Every once in a while, the TechEmpower Framework Benchmarks surface something that makes everyone involved squint at the numbers and say, “Wait… what?”
Round 23 had one of those.
On the face of it, nothing particularly dramatic had changed about the idea of the benchmarks. Same philosophy as always:
Choosing a web application framework involves evaluation of many factors. While comparatively easy to measure, performance is frequently given little consideration. We hope to help change that.
Application performance can be directly mapped to hosting dollars, and for companies both large and small, hosting costs can be a pain point. Weak performance can also cause premature and costly scale pain by requiring earlier optimization efforts and increased architectural complexity. Finally, slow applications yield poor user experience and may suffer penalties levied by search engines.
What if building an application on one framework meant that at the very best your hardware is suitable for one tenth as much load as it would be had you chosen a different framework?
That’s the north star for the project, and it hasn’t really changed.
What did change in R23 was that one set of tests, the spring-mongo implementations, looked much worse than anyone expected. Not “eh, that’s a little low” worse, but “this is probably pointing at a real problem” worse.
And because the internet is sometimes better than we deserve, the lead performance engineer at MongoDB noticed, reached out, and we ended up on a little adventure together.
MongoDB’s Java story in the benchmarks is represented by spring-mongo (a Spring-based implementation) as well as a few Node.js variants. In Round 22, the spring-mongo tests were not the fastest things on the planet, but they were in a reasonable ballpark.
By round 23, some of the spring-mongo results in our continuous benchmark environment (Citrine) had fallen off a cliff.
For one of the core tests (query) the numbers looked roughly like this (requests per second, spring-mongo only):
- Round 22: ~5.9k
- Round 23 baseline: ~583
That’s not noise. That’s a smoking gun.
At the same time, other frameworks and other MongoDB-based implementations weren’t seeing that same kind of collapse. That’s usually a hint that something environmental or configuration-related is going wrong, rather than “MongoDB suddenly became slow” or “Spring suddenly can’t talk to the database.”
This is where Ger Hartnett from MongoDB enters the story.
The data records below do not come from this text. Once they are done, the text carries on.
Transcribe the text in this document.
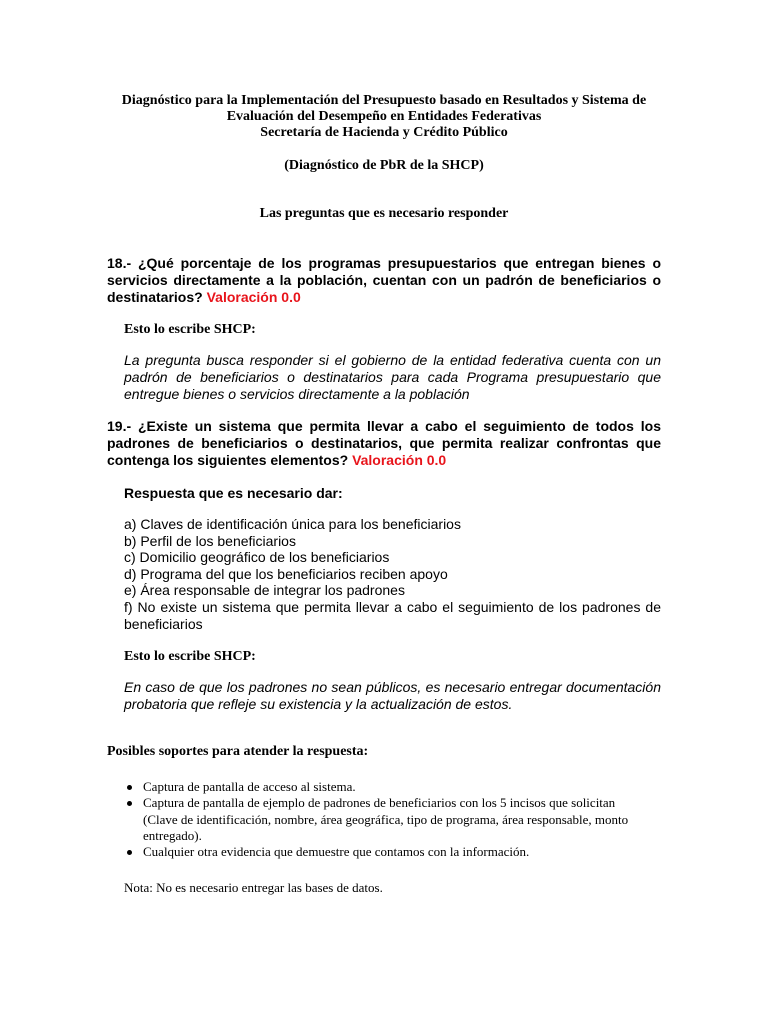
Diagnóstico para la Implementación del Presupuesto basado en Resultados y Sistema de
Evaluación del Desempeño en Entidades Federativas
Secretaría de Hacienda y Crédito Público
(Diagnóstico de PbR de la SHCP)
Las preguntas que es necesario responder
18.- ¿Qué porcentaje de los programas presupuestarios que entregan bienes o
servicios directamente a la población, cuentan con un padrón de beneficiarios o
destinatarios? Valoración 0.0
Esto lo escribe SHCP:
La pregunta busca responder si el gobierno de la entidad federativa cuenta con un
padrón de beneficiarios o destinatarios para cada Programa presupuestario que
entregue bienes o servicios directamente a la población
19.- ¿Existe un sistema que permita llevar a cabo el seguimiento de todos los
padrones de beneficiarios o destinatarios, que permita realizar confrontas que
contenga los siguientes elementos? Valoración 0.0
Respuesta que es necesario dar:
a) Claves de identificación única para los beneficiarios
b) Perfil de los beneficiarios
c) Domicilio geográfico de los beneficiarios
d) Programa del que los beneficiarios reciben apoyo
e) Área responsable de integrar los padrones
f) No existe un sistema que permita llevar a cabo el seguimiento de los padrones de
beneficiarios
Esto lo escribe SHCP:
En caso de que los padrones no sean públicos, es necesario entregar documentación
probatoria que refleje su existencia y la actualización de estos.
Posibles soportes para atender la respuesta:
Captura de pantalla de acceso al sistema.
Captura de pantalla de ejemplo de padrones de beneficiarios con los 5 incisos que solicitan
(Clave de identificación, nombre, área geográfica, tipo de programa, área responsable, monto
entregado).
Cualquier otra evidencia que demuestre que contamos con la información.
Nota: No es necesario entregar las bases de datos.
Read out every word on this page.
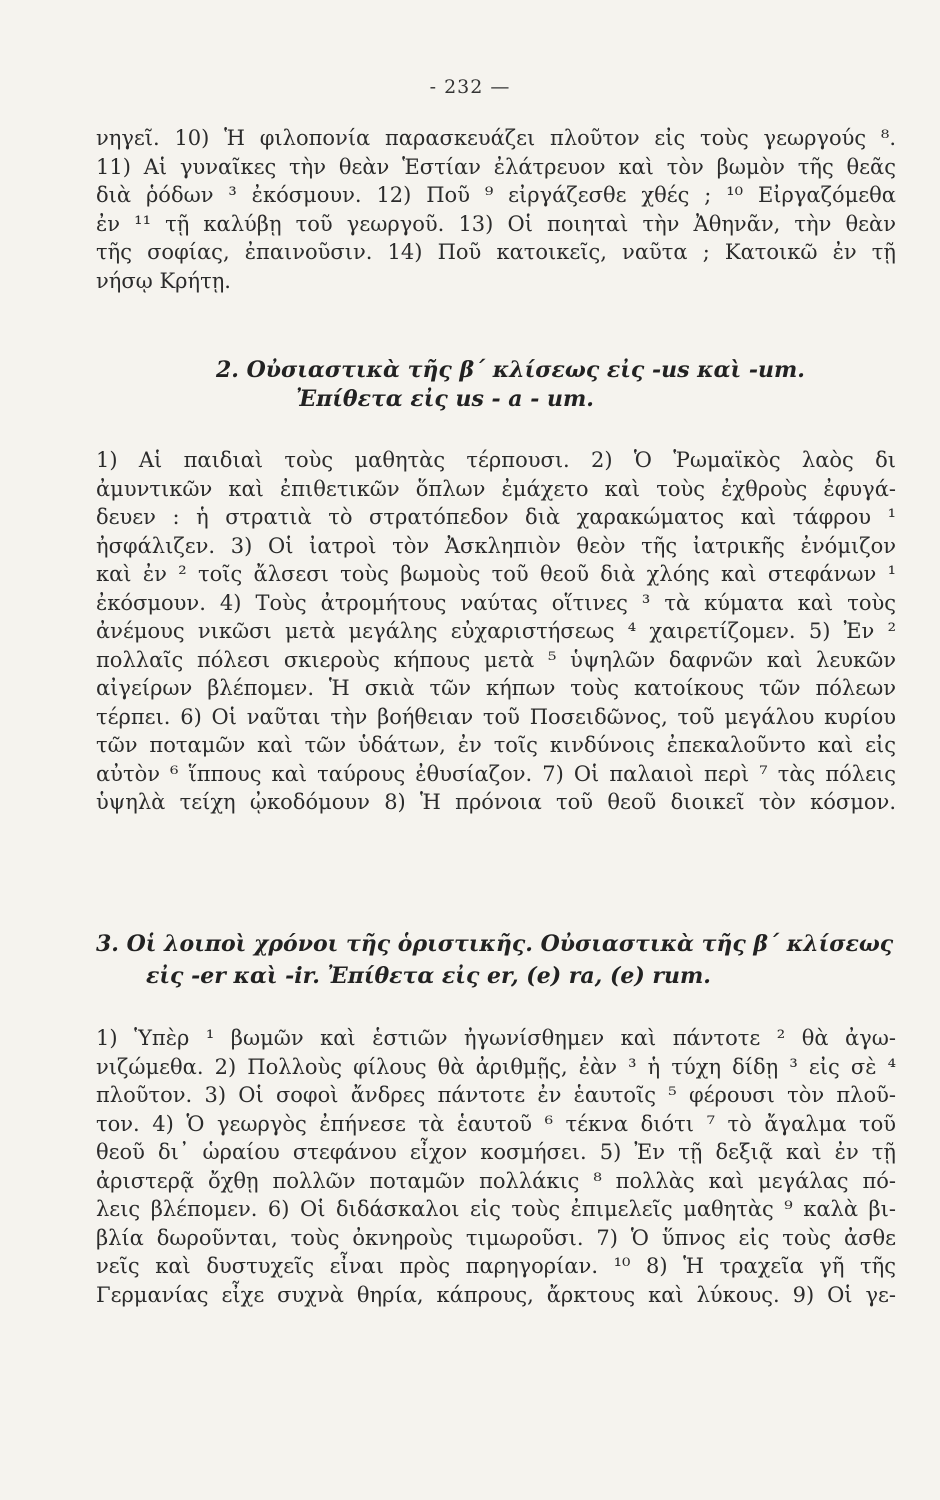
- 232 —
νηγεῖ. 10) Ἡ φιλοπονία παρασκευάζει πλοῦτον εἰς τοὺς γεωργούς ⁸.
11) Αἱ γυναῖκες τὴν θεὰν Ἑστίαν ἐλάτρευον καὶ τὸν βωμὸν τῆς θεᾶς
διὰ ῥόδων ³ ἐκόσμουν. 12) Ποῦ ⁹ εἰργάζεσθε χθές ; ¹⁰ Εἰργαζόμεθα
ἐν ¹¹ τῇ καλύβῃ τοῦ γεωργοῦ. 13) Οἱ ποιηταὶ τὴν Ἀθηνᾶν, τὴν θεὰν
τῆς σοφίας, ἐπαινοῦσιν. 14) Ποῦ κατοικεῖς, ναῦτα ; Κατοικῶ ἐν τῇ
νήσῳ Κρήτῃ.
2. Οὐσιαστικὰ τῆς β΄ κλίσεως εἰς -us καὶ -um.
Ἐπίθετα εἰς us - a - um.
1) Αἱ παιδιαὶ τοὺς μαθητὰς τέρπουσι. 2) Ὁ Ῥωμαϊκὸς λαὸς δι
ἀμυντικῶν καὶ ἐπιθετικῶν ὅπλων ἐμάχετο καὶ τοὺς ἐχθροὺς ἐφυγά-
δευεν : ἡ στρατιὰ τὸ στρατόπεδον διὰ χαρακώματος καὶ τάφρου ¹
ἠσφάλιζεν. 3) Οἱ ἰατροὶ τὸν Ἀσκληπιὸν θεὸν τῆς ἰατρικῆς ἐνόμιζον
καὶ ἐν ² τοῖς ἄλσεσι τοὺς βωμοὺς τοῦ θεοῦ διὰ χλόης καὶ στεφάνων ¹
ἐκόσμουν. 4) Τοὺς ἀτρομήτους ναύτας οἵτινες ³ τὰ κύματα καὶ τοὺς
ἀνέμους νικῶσι μετὰ μεγάλης εὐχαριστήσεως ⁴ χαιρετίζομεν. 5) Ἐν ²
πολλαῖς πόλεσι σκιεροὺς κήπους μετὰ ⁵ ὑψηλῶν δαφνῶν καὶ λευκῶν
αἰγείρων βλέπομεν. Ἡ σκιὰ τῶν κήπων τοὺς κατοίκους τῶν πόλεων
τέρπει. 6) Οἱ ναῦται τὴν βοήθειαν τοῦ Ποσειδῶνος, τοῦ μεγάλου κυρίου
τῶν ποταμῶν καὶ τῶν ὑδάτων, ἐν τοῖς κινδύνοις ἐπεκαλοῦντο καὶ εἰς
αὐτὸν ⁶ ἵππους καὶ ταύρους ἐθυσίαζον. 7) Οἱ παλαιοὶ περὶ ⁷ τὰς πόλεις
ὑψηλὰ τείχη ᾠκοδόμουν 8) Ἡ πρόνοια τοῦ θεοῦ διοικεῖ τὸν κόσμον.
3. Οἱ λοιποὶ χρόνοι τῆς ὁριστικῆς. Οὐσιαστικὰ τῆς β΄ κλίσεως
εἰς -er καὶ -ir. Ἐπίθετα εἰς er, (e) ra, (e) rum.
1) Ὑπὲρ ¹ βωμῶν καὶ ἑστιῶν ἠγωνίσθημεν καὶ πάντοτε ² θὰ ἀγω-
νιζώμεθα. 2) Πολλοὺς φίλους θὰ ἀριθμῇς, ἐὰν ³ ἡ τύχη δίδῃ ³ εἰς σὲ ⁴
πλοῦτον. 3) Οἱ σοφοὶ ἄνδρες πάντοτε ἐν ἑαυτοῖς ⁵ φέρουσι τὸν πλοῦ-
τον. 4) Ὁ γεωργὸς ἐπήνεσε τὰ ἑαυτοῦ ⁶ τέκνα διότι ⁷ τὸ ἄγαλμα τοῦ
θεοῦ δι᾽ ὡραίου στεφάνου εἶχον κοσμήσει. 5) Ἐν τῇ δεξιᾷ καὶ ἐν τῇ
ἀριστερᾷ ὄχθῃ πολλῶν ποταμῶν πολλάκις ⁸ πολλὰς καὶ μεγάλας πό-
λεις βλέπομεν. 6) Οἱ διδάσκαλοι εἰς τοὺς ἐπιμελεῖς μαθητὰς ⁹ καλὰ βι-
βλία δωροῦνται, τοὺς ὀκνηροὺς τιμωροῦσι. 7) Ὁ ὕπνος εἰς τοὺς ἀσθε
νεῖς καὶ δυστυχεῖς εἶναι πρὸς παρηγορίαν. ¹⁰ 8) Ἡ τραχεῖα γῆ τῆς
Γερμανίας εἶχε συχνὰ θηρία, κάπρους, ἄρκτους καὶ λύκους. 9) Οἱ γε-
Ger is the lead performance engineer at MongoDB, and he did exactly what I wish more vendors would do: he treated the weird benchmark as a bug report.
He emailed me and, very politely, started asking all the questions you’d expect a performance engineer to ask:
- “What’s the host hardware?” We’re running on a single Xeon 6330 box with 56 hyper-threaded cores.
- “What OD and kernel versions were used for R22 and R23?” Ubuntu 22.04 for R22 and 24.04 for R23; the host OS had also moved forward over time, and we hadn’t been explicitly encoding that in the results yet.
- “Can we get logs for
spring-mongo?” We recommend against enabling logging for “round runs” (I/O eats CPU), but the benchmark harness and public status pages make it possible to turn them on temporarily (via pull request) and then correlate them with specific continuous runs.
That kicked off a back-and-forth where we coordinated on where and how their team could safely tweak the spring-mongo implementations.
Meanwhile, MongoDB pulled in Intel to help analyze what was happening on their own lab hardware, including runs with and without “performance mode” enabled at the platform level.
So we now had three axes of investigation:
- The application and its configuration (the
spring-mongocode and connection settings)
- The database process and allocator behavior (MongoDB itself under Docker)
- The platform-level configuration (power/performance modes, etc., analyzed with tools like PerfSpect)
The team ended up sending two pull requests:
- #10514 – a workaround for a MongoDB server issue involving TCMalloc per-CPU memory pools when running inside Docker containers.
- #10565 – changes to the way the
spring-mongoclient connects to the database, including adjustments tomaxPoolSizeand related options so the driver can actually make use of the available hardware.
Once both PRs were in and our continuous benchmarking pipeline had cranked through them, Ger sent a summary email with the numbers for spring-mongo:
| Test | R22 | R23 Baseline | TCMalloc Fix Only | ConnString \+ TCMalloc |
|---|---|---|---|---|
query |
5.9k | 583 | 837 | 14.2k |
db |
104k | 68k | 192k | 205k |
fortune |
22k | 59k | 167k | 188k |
update |
2.4k | 528 | 795 | 10.2k |
The query test went from 583 to 14.2k in our environment. That’s roughly a 25x relative to the Round 23 baseline, and significantly better than the Round 22 result. The other tests also improved substantially, especially once the allocator and pool configuration were both in a sane place.
This was not just about our benchmark setup. MongoDB and Intel ran the same workload in their own environments, with and without CPU “performance mode,” and saw similar patterns: the combination fixes make a huge difference.
I like stories where everyone comes out looking better in the end. MongoDB has a much stronger showing in the benchmarks, the benchmark implementations themselves improve as reference examples, and if you’re out there picking a stack for your next project, you get numbers that are closer to what’s actually possible when people who care about performance have had a chance to sharpen the edges.